Dossier constitué à l'occasion de la participation du Cirad au Salon international de l'agriculture de Paris, février 2006.
Les origines des crises cotonnières peuvent être perçues comme :
une baisse structurelle de la demande
la concurrence des fibres artificielles (fibres cellulosiques et fibres synthétiques créées à partir du pétrole) a fait diminuer la part relative du coton dans le marché des fibres textiles. Depuis la fin des années 1980, cette part de marché diminue régulièrement pour ne plus représenter que 40%.
Cette baisse de la demande peut aussi être liée à un changement de comportement des consommateurs vis-à-vis du coton, les conduisant à se détourner ou à moins préférer le coton. Ce changement de comportement est lié au niveau de revenu.
Globalement, le fait que des pays à populations importantes parviennent à des niveaux de développement économique plus élevés (Chine, Brésil, Inde) fait craindre une réduction de la demande de ces pays pour le coton.
une offre qui dépasse la demande
Cet excès d'offre est aujourd'hui perçu comme un phénomène structurel en raison des distorsions du marché. Ce sont les effets pervers des politiques de soutien de quelques gros pays producteurs dénoncées par certains pays. Cette perception provient essentiellement des tenants d'une libéralisation des échanges agricoles censée conduire à la fois à l'augmentation et à la stabilité d'évolution du prix mondial.

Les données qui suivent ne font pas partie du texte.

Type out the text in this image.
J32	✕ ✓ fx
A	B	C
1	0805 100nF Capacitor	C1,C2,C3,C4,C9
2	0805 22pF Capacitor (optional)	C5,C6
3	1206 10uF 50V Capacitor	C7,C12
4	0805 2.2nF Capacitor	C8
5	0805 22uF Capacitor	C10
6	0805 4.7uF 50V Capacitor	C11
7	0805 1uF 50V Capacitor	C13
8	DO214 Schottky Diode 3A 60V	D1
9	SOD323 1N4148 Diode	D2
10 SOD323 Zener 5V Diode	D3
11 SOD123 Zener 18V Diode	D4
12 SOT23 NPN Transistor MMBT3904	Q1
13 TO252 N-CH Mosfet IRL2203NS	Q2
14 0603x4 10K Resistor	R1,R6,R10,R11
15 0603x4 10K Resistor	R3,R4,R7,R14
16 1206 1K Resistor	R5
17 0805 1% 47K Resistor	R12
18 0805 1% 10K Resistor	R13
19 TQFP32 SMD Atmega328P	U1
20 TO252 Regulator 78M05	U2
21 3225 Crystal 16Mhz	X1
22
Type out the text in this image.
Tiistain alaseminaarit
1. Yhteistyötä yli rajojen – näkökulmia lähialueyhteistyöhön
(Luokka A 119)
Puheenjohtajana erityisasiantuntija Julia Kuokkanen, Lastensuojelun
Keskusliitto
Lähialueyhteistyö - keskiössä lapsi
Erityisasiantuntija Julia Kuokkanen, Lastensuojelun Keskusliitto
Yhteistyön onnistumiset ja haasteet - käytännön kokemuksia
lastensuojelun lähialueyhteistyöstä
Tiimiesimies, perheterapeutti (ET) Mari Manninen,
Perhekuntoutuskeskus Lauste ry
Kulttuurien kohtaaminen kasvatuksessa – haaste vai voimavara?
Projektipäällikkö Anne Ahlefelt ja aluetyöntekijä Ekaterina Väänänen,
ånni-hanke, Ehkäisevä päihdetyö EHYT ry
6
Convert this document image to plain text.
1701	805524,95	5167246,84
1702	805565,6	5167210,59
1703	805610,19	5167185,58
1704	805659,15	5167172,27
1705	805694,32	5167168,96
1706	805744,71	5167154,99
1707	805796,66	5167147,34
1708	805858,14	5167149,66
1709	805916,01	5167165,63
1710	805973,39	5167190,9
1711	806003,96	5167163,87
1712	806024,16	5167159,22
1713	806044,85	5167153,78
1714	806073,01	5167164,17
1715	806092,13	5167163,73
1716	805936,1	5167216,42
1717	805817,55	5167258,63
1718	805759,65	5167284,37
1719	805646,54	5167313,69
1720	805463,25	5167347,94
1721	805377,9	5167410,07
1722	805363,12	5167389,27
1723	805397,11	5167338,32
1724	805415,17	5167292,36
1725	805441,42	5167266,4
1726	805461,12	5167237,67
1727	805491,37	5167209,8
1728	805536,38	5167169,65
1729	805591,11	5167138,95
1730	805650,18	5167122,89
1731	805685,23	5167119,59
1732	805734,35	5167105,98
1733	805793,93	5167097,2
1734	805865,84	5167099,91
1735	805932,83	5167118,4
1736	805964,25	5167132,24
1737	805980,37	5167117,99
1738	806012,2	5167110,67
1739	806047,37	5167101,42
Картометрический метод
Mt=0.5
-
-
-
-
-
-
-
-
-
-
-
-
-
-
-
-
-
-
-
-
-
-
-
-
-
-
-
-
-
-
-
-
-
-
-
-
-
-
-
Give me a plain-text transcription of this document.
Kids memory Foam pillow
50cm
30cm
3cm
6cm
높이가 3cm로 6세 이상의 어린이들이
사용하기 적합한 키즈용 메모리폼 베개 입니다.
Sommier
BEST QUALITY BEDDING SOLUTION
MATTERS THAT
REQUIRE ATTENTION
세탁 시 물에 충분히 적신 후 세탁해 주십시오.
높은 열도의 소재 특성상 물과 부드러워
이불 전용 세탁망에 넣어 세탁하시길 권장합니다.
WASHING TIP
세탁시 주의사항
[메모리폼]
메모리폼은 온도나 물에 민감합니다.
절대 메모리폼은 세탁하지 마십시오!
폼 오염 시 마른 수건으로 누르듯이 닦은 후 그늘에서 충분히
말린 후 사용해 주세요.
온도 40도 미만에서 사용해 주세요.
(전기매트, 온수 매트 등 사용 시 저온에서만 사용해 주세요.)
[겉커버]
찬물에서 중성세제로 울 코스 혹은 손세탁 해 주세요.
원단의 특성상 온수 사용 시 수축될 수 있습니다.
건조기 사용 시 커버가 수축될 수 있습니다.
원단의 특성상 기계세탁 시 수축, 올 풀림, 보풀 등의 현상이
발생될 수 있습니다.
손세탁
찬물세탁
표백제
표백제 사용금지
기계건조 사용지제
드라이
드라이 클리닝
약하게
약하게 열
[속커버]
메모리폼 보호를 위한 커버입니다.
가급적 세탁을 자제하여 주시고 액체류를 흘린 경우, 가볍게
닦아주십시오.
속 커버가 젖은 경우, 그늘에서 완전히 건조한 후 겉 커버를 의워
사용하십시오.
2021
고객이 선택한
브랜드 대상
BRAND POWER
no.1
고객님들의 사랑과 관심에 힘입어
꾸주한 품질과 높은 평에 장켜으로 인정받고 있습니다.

un fonctionnement anormal du marché
Dans le domaine du négoce des matières premières, qu'elles soient d'origine agricole ou pas, le phénomène de concentration s'est exacerbé. L'on arrive à une situation d'oligopole composé seulement de quelques acteurs. Le pouvoir de ces derniers dans la formation du prix est réel. On peut penser que les stratégies spéculatives des acteurs d'oligopole peuvent accentuer la baisse des prix sur les marchés mondiaux.
le caractère particulier des produits agricoles dans un contexte de mondialisation
Un récent livre édité par le CIRAD met en exergue les particularités des produits agricoles et de leur production. Il s'agit d'un côté de la faible élasticité de la demande au prix (faisant que la demande n'augmente pas beaucoup même si le prix baisse beaucoup) et de l'autre l'aversion au risque des producteurs qui peut les amener à produire moins. Il en résulte que si le commerce des produits agricoles était totalement libéralisé, il en résulterait de fortes et fréquentes fluctuations de prix. Le résultat est totalement opposé à celui avancé par les tenants d'une plus grande libéralisation du commerce agricole.
l' expression d'une plus grande exigence du marché
On trouve aussi beaucoup d'observateurs qui ne cherchent pas à s'interroger sur l'origine des crises. Ils se contentent de chercher à adapter leurs décisions de production au marché.
Cela peut se traduire par un retrait, partiel ou total, de la production cotonnière :
- en jouant sur la surface consacrée au coton. Cela est concevable seulement lorsque les producteurs ont la possibilité d'affecter leurs moyens de production à d'autres cultures pour maintenir ou accroître leurs revenus monétaires.
- en réduisant les coûts de production au niveau des champs. Pour y parvenir, l'on distingue deux voies opposées.
L'une consiste à revoir le modèle de production, par exemple en réduisant le degré d'intensification de la culture cotonnière et suivre une trajectoire technologique totalement différente. L'option de la production bio relève de cette voie.
L'autre consiste à rechercher de nouveaux moyens pour gagner en productivité en poursuivant la démarche d'intensification. La proposition de variétés génétiquement modifiées est perçue dans de nombreux pays et par de nombreux observateurs comme une solution pratique et prometteuse dans cette voie.
Cette adaptation pour réduire les coûts de production est perçue comme une nécessité, non seulement au niveau de champs mais aussi au niveau de toutes les étapes de la filière cotonnière.